We see them all over Facebook, Twitter, and Instagram, and recently they returned to LinkedIn. They’re hashtags, and ever since the first one appeared on Twitter in 2007, they’ve reigned as social media users’ favorite tool for starting and joining conversations.
For social media marketers, hashtags offer the chance to increase your reach, attract new followers, and gain new customers — as long as you use them wisely.
Even marketing powerhouses can get hashtags horribly wrong … and suffer the consequences. During the “Arab Spring” uprising, for example, news organizations and tweeters around the world used the hashtag #Cairo to keep up with the latest developments. The marketing team at Kenneth Cole tried to capitalize on the tag’s popularity with an ill-advised tweet reading “Millions are in uproar in #Cairo. Rumor is they heard our new spring collection is now available online.”
Cole was widely criticized for their insensitivity and they issued an apology soon after. But the damage had already been done, and some say the brand still has not recovered.
So if you’re looking to grow your brand on social media with hashtags, make sure you’re aware of the do’s and don’ts.
Just Getting Started With Hashtags?
If you’re new to the whole hashtag thing, you’ll want to check out a good tutorial and learn the basics of how they function. SproutSocial offers a good overview of how hashtags work on each social network, and HubSpot’s hashtag tutorial is worth a read as well.
- Do your homework. Spend some time on your preferred social networks to discover which hashtags are trending in conversations related to your product or service. Search for your targeted keywords and see which hashtags tend to appear in the posts that turn up.
- Do be specific. Think about the target audience you’re trying to reach and the specific types of conversations they’re likely to follow. If you’re marketing for a beauty salon, for example, the hashtag #hair is too broad to drive much targeted engagement, but #fallhairstyles can attract users looking for style ideas for the fall season.
- Do appeal to local audiences. If yours is a local business, use hashtags specific to your city or neighborhood. For example, if you run a restaurant in the Lakeview area of Chicago, including both #lakeview and #chicago in your tweets will increase your chances of coming up in searches related to the area.
- Do tailor hashtag use to the social network. Hashtags work similarly across Twitter, Instagram, Facebook, and LinkedIn, but each network has its own set of best practices for using them. Learn the hashtag norms for each social network and adjust your hashtag use accordingly.
- Don’t overuse them. Posts that are jam-packed with hashtags look spammy and are less likely to attract the audience you’re trying to appeal to. Aim for no more than three per post; if you want to see which hashtags work best, try some controlled A/B testing and see what results.
- Don’t be insensitive. Unless you’re chiming in to offer genuine condolences, support, or encouragement, stay away from hashtags involving natural disasters or other situations that could lead to loss of life or property. (Remember the Kenneth Cole incident.)

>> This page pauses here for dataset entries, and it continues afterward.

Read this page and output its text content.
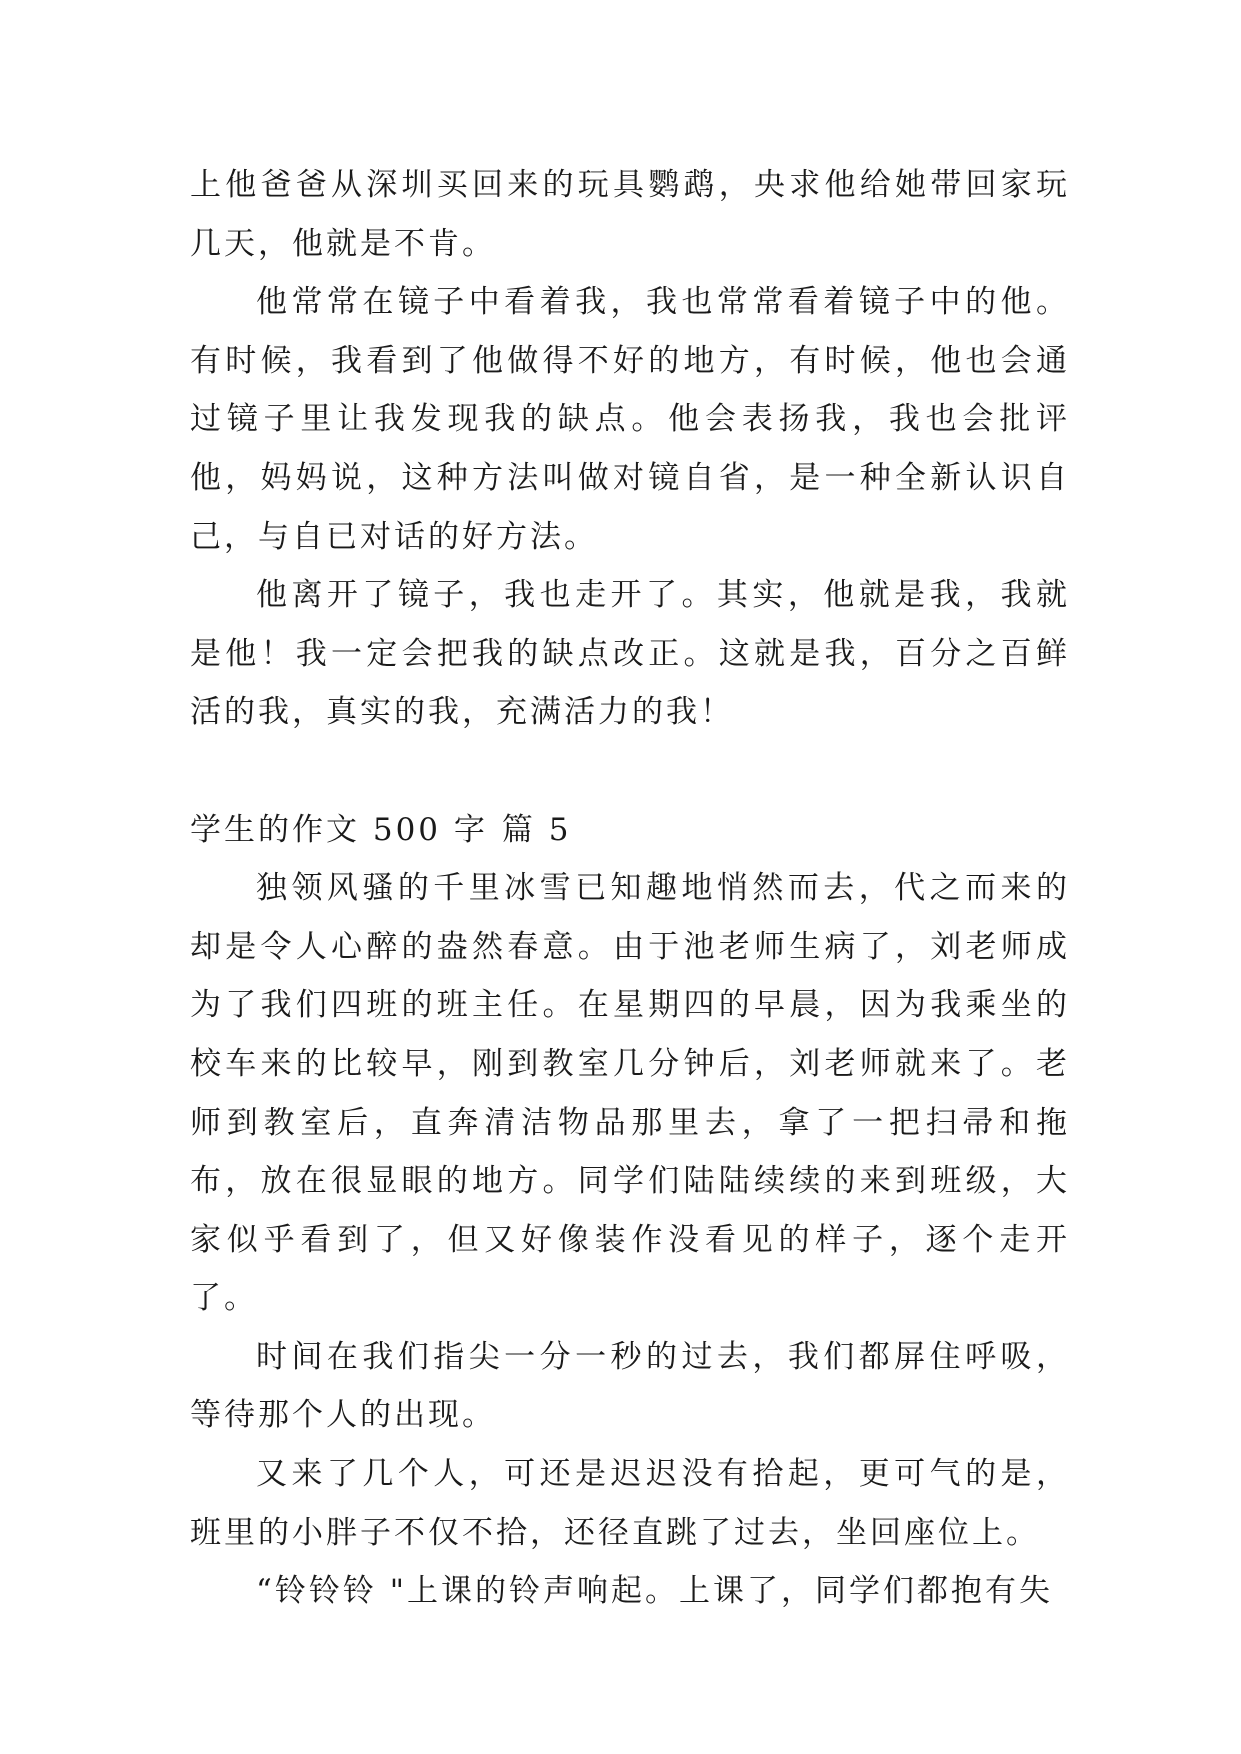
上他爸爸从深圳买回来的玩具鹦鹉，央求他给她带回家玩几天，他就是不肯。

他常常在镜子中看着我，我也常常看着镜子中的他。有时候，我看到了他做得不好的地方，有时候，他也会通过镜子里让我发现我的缺点。他会表扬我，我也会批评他，妈妈说，这种方法叫做对镜自省，是一种全新认识自己，与自已对话的好方法。

他离开了镜子，我也走开了。其实，他就是我，我就是他！我一定会把我的缺点改正。这就是我，百分之百鲜活的我，真实的我，充满活力的我！

学生的作文 500 字 篇 5

独领风骚的千里冰雪已知趣地悄然而去，代之而来的却是令人心醉的盎然春意。由于池老师生病了，刘老师成为了我们四班的班主任。在星期四的早晨，因为我乘坐的校车来的比较早，刚到教室几分钟后，刘老师就来了。老师到教室后，直奔清洁物品那里去，拿了一把扫帚和拖布，放在很显眼的地方。同学们陆陆续续的来到班级，大家似乎看到了，但又好像装作没看见的样子，逐个走开了。

时间在我们指尖一分一秒的过去，我们都屏住呼吸，等待那个人的出现。

又来了几个人，可还是迟迟没有拾起，更可气的是，班里的小胖子不仅不拾，还径直跳了过去，坐回座位上。

“铃铃铃 "上课的铃声响起。上课了，同学们都抱有失
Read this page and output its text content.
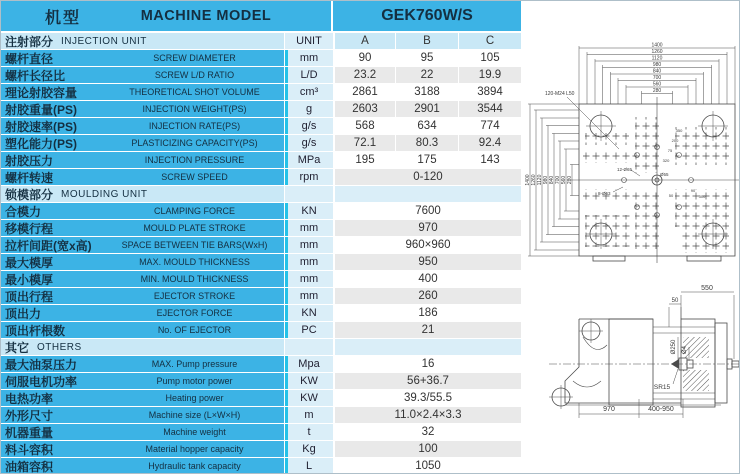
机型	MACHINE MODEL	GEK760W/S
注射部分 INJECTION UNIT	UNIT	A	B	C
螺杆直径	SCREW DIAMETER	mm	90	95	105
螺杆长径比	SCREW L/D RATIO	L/D	23.2	22	19.9
理论射胶容量	THEORETICAL SHOT VOLUME	cm³	2861	3188	3894
射胶重量(PS)	INJECTION WEIGHT(PS)	g	2603	2901	3544
射胶速率(PS)	INJECTION RATE(PS)	g/s	568	634	774
塑化能力(PS)	PLASTICIZING CAPACITY(PS)	g/s	72.1	80.3	92.4
射胶压力	INJECTION PRESSURE	MPa	195	175	143
螺杆转速	SCREW SPEED	rpm	0-120
锁模部分 MOULDING UNIT
合模力	CLAMPING FORCE	KN	7600
移模行程	MOULD PLATE STROKE	mm	970
拉杆间距(宽x高)	SPACE BETWEEN TIE BARS(WxH)	mm	960×960
最大模厚	MAX. MOULD THICKNESS	mm	950
最小模厚	MIN. MOULD THICKNESS	mm	400
顶出行程	EJECTOR STROKE	mm	260
顶出力	EJECTOR FORCE	KN	186
顶出杆根数	No. OF EJECTOR	PC	21
其它 OTHERS
最大油泵压力	MAX. Pump pressure	Mpa	16
伺服电机功率	Pump motor power	KW	56+36.7
电热功率	Heating power	KW	39.3/55.5
外形尺寸	Machine size (L×W×H)	m	11.0×2.4×3.3
机器重量	Machine weight	t	32
料斗容积	Material hopper capacity	Kg	100
油箱容积	Hydraulic tank capacity	L	1050
1400
1260
1120
980
840
700
560
280
1400 1260 1120 980 840 700 560 280
120-M24 L50
12-Ø65
8-Ø63
Ø55
350
200
75
320
50
90
300
550
50
Ø250 Ø4
SR15
970	400-950
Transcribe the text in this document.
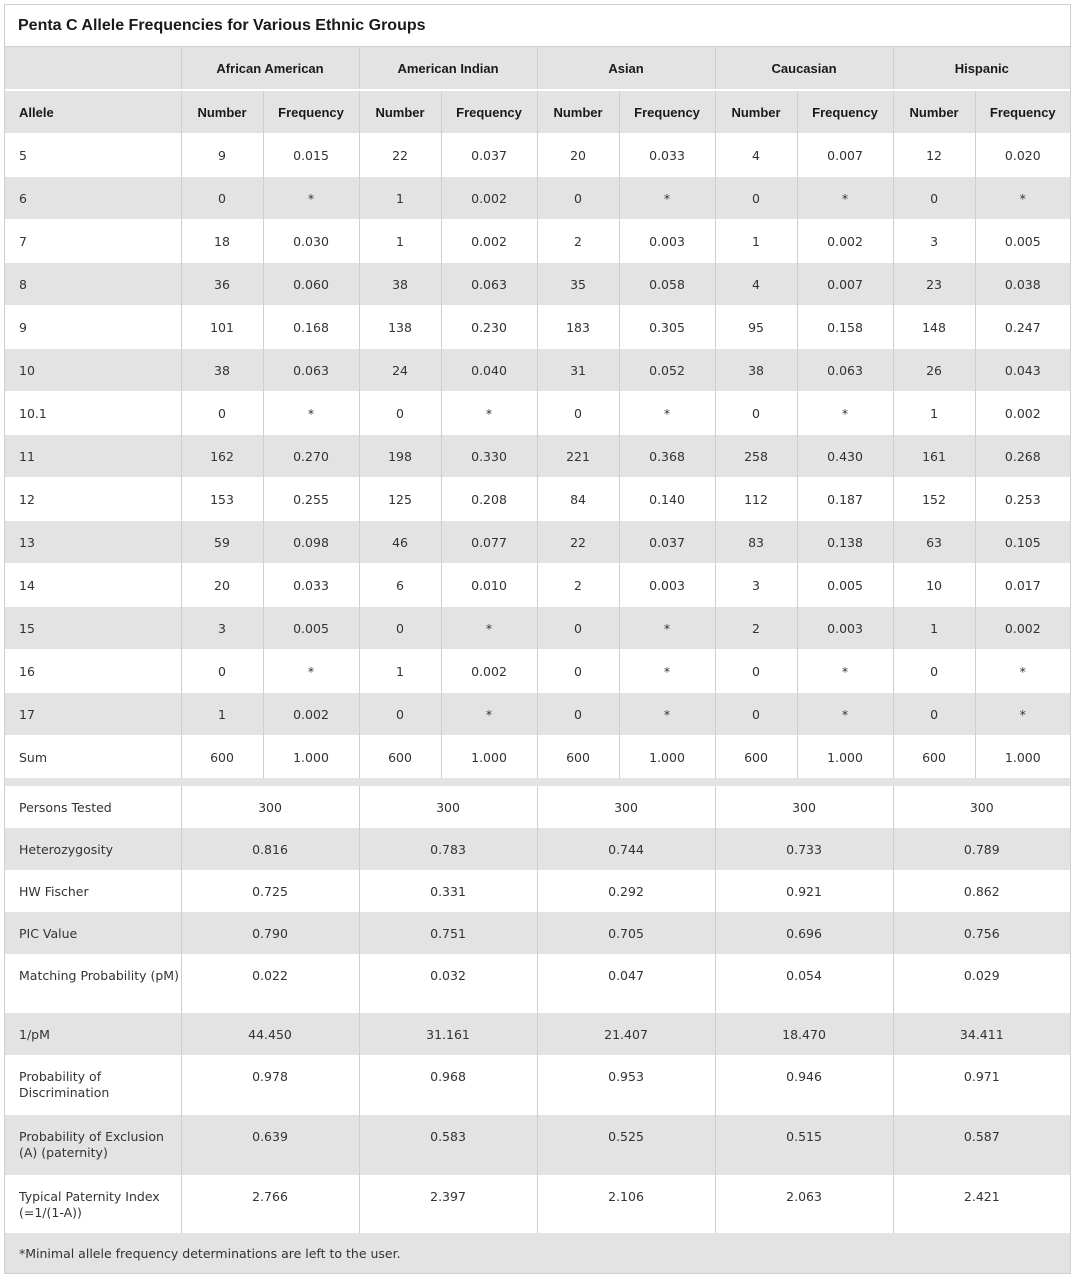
Penta C Allele Frequencies for Various Ethnic Groups
	African American		American Indian		Asian		Caucasian		Hispanic	
Allele	Number	Frequency	Number	Frequency	Number	Frequency	Number	Frequency	Number	Frequency
5	9	0.015	22	0.037	20	0.033	4	0.007	12	0.020
6	0	*	1	0.002	0	*	0	*	0	*
7	18	0.030	1	0.002	2	0.003	1	0.002	3	0.005
8	36	0.060	38	0.063	35	0.058	4	0.007	23	0.038
9	101	0.168	138	0.230	183	0.305	95	0.158	148	0.247
10	38	0.063	24	0.040	31	0.052	38	0.063	26	0.043
10.1	0	*	0	*	0	*	0	*	1	0.002
11	162	0.270	198	0.330	221	0.368	258	0.430	161	0.268
12	153	0.255	125	0.208	84	0.140	112	0.187	152	0.253
13	59	0.098	46	0.077	22	0.037	83	0.138	63	0.105
14	20	0.033	6	0.010	2	0.003	3	0.005	10	0.017
15	3	0.005	0	*	0	*	2	0.003	1	0.002
16	0	*	1	0.002	0	*	0	*	0	*
17	1	0.002	0	*	0	*	0	*	0	*
Sum	600	1.000	600	1.000	600	1.000	600	1.000	600	1.000

Persons Tested	300		300		300		300		300	
Heterozygosity	0.816		0.783		0.744		0.733		0.789	
HW Fischer	0.725		0.331		0.292		0.921		0.862	
PIC Value	0.790		0.751		0.705		0.696		0.756	
Matching Probability (pM)	0.022		0.032		0.047		0.054		0.029	
1/pM	44.450		31.161		21.407		18.470		34.411	
Probability of Discrimination	0.978		0.968		0.953		0.946		0.971	
Probability of Exclusion (A) (paternity)	0.639		0.583		0.525		0.515		0.587	
Typical Paternity Index (=1/(1-A))	2.766		2.397		2.106		2.063		2.421	
*Minimal allele frequency determinations are left to the user.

- Don’t use all caps in hashtags — ever. Sometimes brands make the mistake of using all caps in their hashtags to make them stand out … and they do, but not in a good way. Using all caps in social media is the equivalent of yelling, so unless your hashtag is an acronym, keep it lower case.
In social media marketing, growing your brand awareness — the right kind of brand awareness — is the name of the game. By using hashtags wisely and strategically, you can create positive impressions for your brand as you work your way into targeted searches and conversations. Once you have a good handle on what works — and know how to steer clear of what doesn’t — you’ll be wielding hashtags like a seasoned pro … and reaping the rewards.